O Coração das Trevas. Ou: Tiririca não copia Marta, mas Marta copia Tiririca
Tiririca ainda acabará rendendo ensaios de Sociologia & Política. Os “integrados” à nova ordem sustentarão que “superiores são os poderes do povo”. Se ele quer… Os fatalistas apelarão a certa ontologia para sustentar que “Tiririca é” porque o “povo é”. “E você, Reinaldo, diz o quê?” Ah, bem, eu tenho cá a minha “teoria das […]
Tiririca ainda acabará rendendo ensaios de Sociologia & Política. Os “integrados” à nova ordem sustentarão que “superiores são os poderes do povo”. Se ele quer… Os fatalistas apelarão a certa ontologia para sustentar que “Tiririca é” porque o “povo é”. “E você, Reinaldo, diz o quê?” Ah, bem, eu tenho cá a minha “teoria das elites”. Já até escrevi a respeito: a democracia é assuntos sério demais para ficar só sob os cuidados do povo. No mundo inteiro, quem impede a barbárie são as elites intelectuais. Se e quando renunciam a seu papel, a vaca vai para o brejo. Mas deixo isso pra lá agora.
O fenômeno que está em curso no Brasil é fabuloso. Lembro de uma observação minha que rendeu muitos protestos, coisa lá do fim dos anos 90, segundo a qual a proximidade entre os intelectuais e o sindicalismo não havia deixado os sindicalistas mais ilustrados, mas certamente tinha tornado os intelectuais mais truculentos. E constatei: a USP não passou saber nenhum aos sindicalistas, mas eles conseguiram sindicalizar a USP. É o que se chama nivelamento por baixo.
O vídeo em que Tiririca pede voto para ajudar a própria família e em que declara que não sabe o que faz um deputado federal é bastante conhecido. Este que segue é menos. Assistam — é rapidinho:
httpv://www.youtube.com/watch?v=N3TOAmI8rvo
Viram? O palhaço já estende até um olhar crítico sobre o processo eleitoral — deve estar com alguma assessoria, não? Esse vídeo já tem uma ironia alguns degraus acima da pura depredação do bom senso, do bom gosto, dos bons modos — da civilização, enfim. Agora vejam isto:
[youtube=https://www.youtube.com/watch?v=fOf46I9YjU8&w=520&h=385]
“Vi minha mãe sair pra luta
Vi minha mãe se distanciar
Vi minha mãe sair do lar
para ao povo se dedicar”
A sofisticação dos versos me faz pensar que o autor é Supla. A levada meio “breganeja” sugere que a música é de João, aquele que gosta de “MPB cabeça”. Entre os dois, há o terceiro, cujo nome está no Google, que tem cara de contador.

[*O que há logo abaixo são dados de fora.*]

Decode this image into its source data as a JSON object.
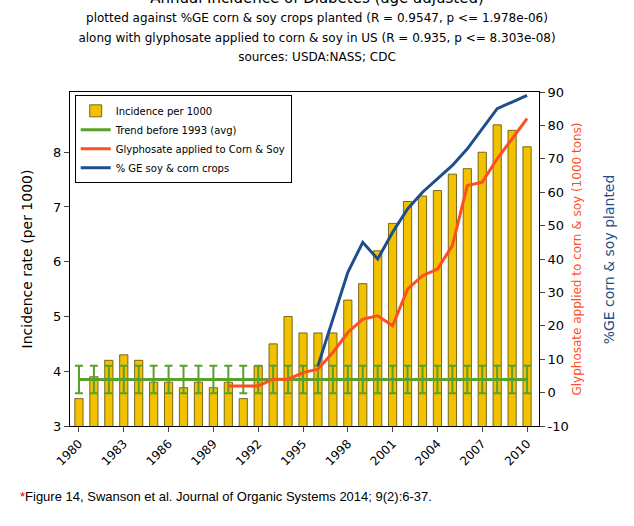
{
  "chart_data": {
    "type": "bar",
    "title": "Annual Incidence of Diabetes (age adjusted)",
    "subtitle": [
      "plotted against %GE corn & soy crops planted (R = 0.9547, p <= 1.978e-06)",
      "along with glyphosate applied to corn & soy in US (R = 0.935, p <= 8.303e-08)",
      "sources: USDA:NASS; CDC"
    ],
    "ylabel": "Incidence rate (per 1000)",
    "y2label": "Glyphosate applied to corn & soy (1000 tons)",
    "annotations": [
      {
        "text": "%GE corn & soy planted",
        "color": "#1f4e8c"
      },
      {
        "text": "*Figure 14, Swanson et al. Journal of Organic Systems 2014; 9(2):6-37.",
        "color": "#000000"
      }
    ],
    "x": [
      1980,
      1981,
      1982,
      1983,
      1984,
      1985,
      1986,
      1987,
      1988,
      1989,
      1990,
      1991,
      1992,
      1993,
      1994,
      1995,
      1996,
      1997,
      1998,
      1999,
      2000,
      2001,
      2002,
      2003,
      2004,
      2005,
      2006,
      2007,
      2008,
      2009,
      2010
    ],
    "xlim": [
      1979.4,
      2010.8
    ],
    "xticks": [
      1980,
      1983,
      1986,
      1989,
      1992,
      1995,
      1998,
      2001,
      2004,
      2007,
      2010
    ],
    "ylim": [
      3,
      9.1
    ],
    "yticks": [
      3,
      4,
      5,
      6,
      7,
      8
    ],
    "y2lim": [
      -10,
      90
    ],
    "y2ticks": [
      -10,
      0,
      10,
      20,
      30,
      40,
      50,
      60,
      70,
      80,
      90
    ],
    "grid": false,
    "legend": "top left",
    "series": [
      {
        "name": "Incidence per 1000",
        "type": "bar",
        "color": "#f2c200",
        "values": [
          3.5,
          3.9,
          4.2,
          4.3,
          4.2,
          3.8,
          3.8,
          3.7,
          3.8,
          3.7,
          3.8,
          3.5,
          4.1,
          4.5,
          5.0,
          4.7,
          4.7,
          4.7,
          5.3,
          5.6,
          6.2,
          6.7,
          7.1,
          7.2,
          7.3,
          7.6,
          7.7,
          8.0,
          8.5,
          8.4,
          8.1
        ]
      },
      {
        "name": "Trend before 1993 (avg)",
        "type": "line",
        "color": "#5aa02c",
        "values": [
          3.85,
          3.85,
          3.85,
          3.85,
          3.85,
          3.85,
          3.85,
          3.85,
          3.85,
          3.85,
          3.85,
          3.85,
          3.85,
          3.85,
          3.85,
          3.85,
          3.85,
          3.85,
          3.85,
          3.85,
          3.85,
          3.85,
          3.85,
          3.85,
          3.85,
          3.85,
          3.85,
          3.85,
          3.85,
          3.85,
          3.85
        ],
        "errors": [
          0.25,
          0.25,
          0.25,
          0.25,
          0.25,
          0.25,
          0.25,
          0.25,
          0.25,
          0.25,
          0.25,
          0.25,
          0.25,
          0.25,
          0.25,
          0.25,
          0.25,
          0.25,
          0.25,
          0.25,
          0.25,
          0.25,
          0.25,
          0.25,
          0.25,
          0.25,
          0.25,
          0.25,
          0.25,
          0.25,
          0.25
        ]
      },
      {
        "name": "Glyphosate applied to Corn & Soy",
        "type": "line",
        "color": "#ff4f1f",
        "axis": "y2",
        "values": [
          null,
          null,
          null,
          null,
          null,
          null,
          null,
          null,
          null,
          null,
          2,
          2,
          2,
          4,
          4,
          6,
          7,
          12,
          18,
          22,
          23,
          20,
          31,
          35,
          37,
          44,
          62,
          63,
          70,
          76,
          82
        ]
      },
      {
        "name": "% GE soy & corn crops",
        "type": "line",
        "color": "#1f4e8c",
        "axis": "y2",
        "values": [
          null,
          null,
          null,
          null,
          null,
          null,
          null,
          null,
          null,
          null,
          null,
          null,
          null,
          null,
          null,
          null,
          8,
          22,
          36,
          45,
          40,
          48,
          55,
          60,
          64,
          68,
          73,
          79,
          85,
          87,
          89
        ]
      }
    ]
  }
}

O que diferenia Tiririca de Marta? Diria que o “abestado” é ligeiramente mais honesto intelectualmente. Vem daquele estrato da população que considera que política é coisa de espertalhões, oportunistas e larápios e decide também ele fazer parte da festa. Outros, com mais alcance do que ele, o colocam no picadeiro para puxar votos. O que ele tem a oferecer? Isso aí.
Marta vem de outra linhagem e de um tempo em que os petistas diziam ter ambições verdadeiramente didáticas — campanhas centradas em valores etc e tal. “Ah, mas ela tem história; goste-se ou não, faz um trabalho sério”, poderia ponderar alguém. E por que o ridículo? Qual dos dois vídeos trata a política como a arena pública, em que se debatem os problemas do país?
Mas eu entendo. Segundo pesquisas, há um certo risco de o pagodeiro Netinho (PC do B) ter mais votos do que sua colega de coligação. Assim, ela resolveu também aderir ao gingado. Esse é, vamos dizer assim, o pagode da “petista que veste Prada”, o “Pagode da Zona Oeste e Jardins”.
Quanto à letra — e já que a candidata pôs a família na vitrine,— dizer o quê? Esse negócio de “vi minha mãe sair do lar” vai acabar desestimulando algumas mulheres que são mães a a entrar na política. Acabarão ficando com medo do resultado, se é que me entendem… Se bem que Marta não fez essa prole sozinha, justiça se lhe faça.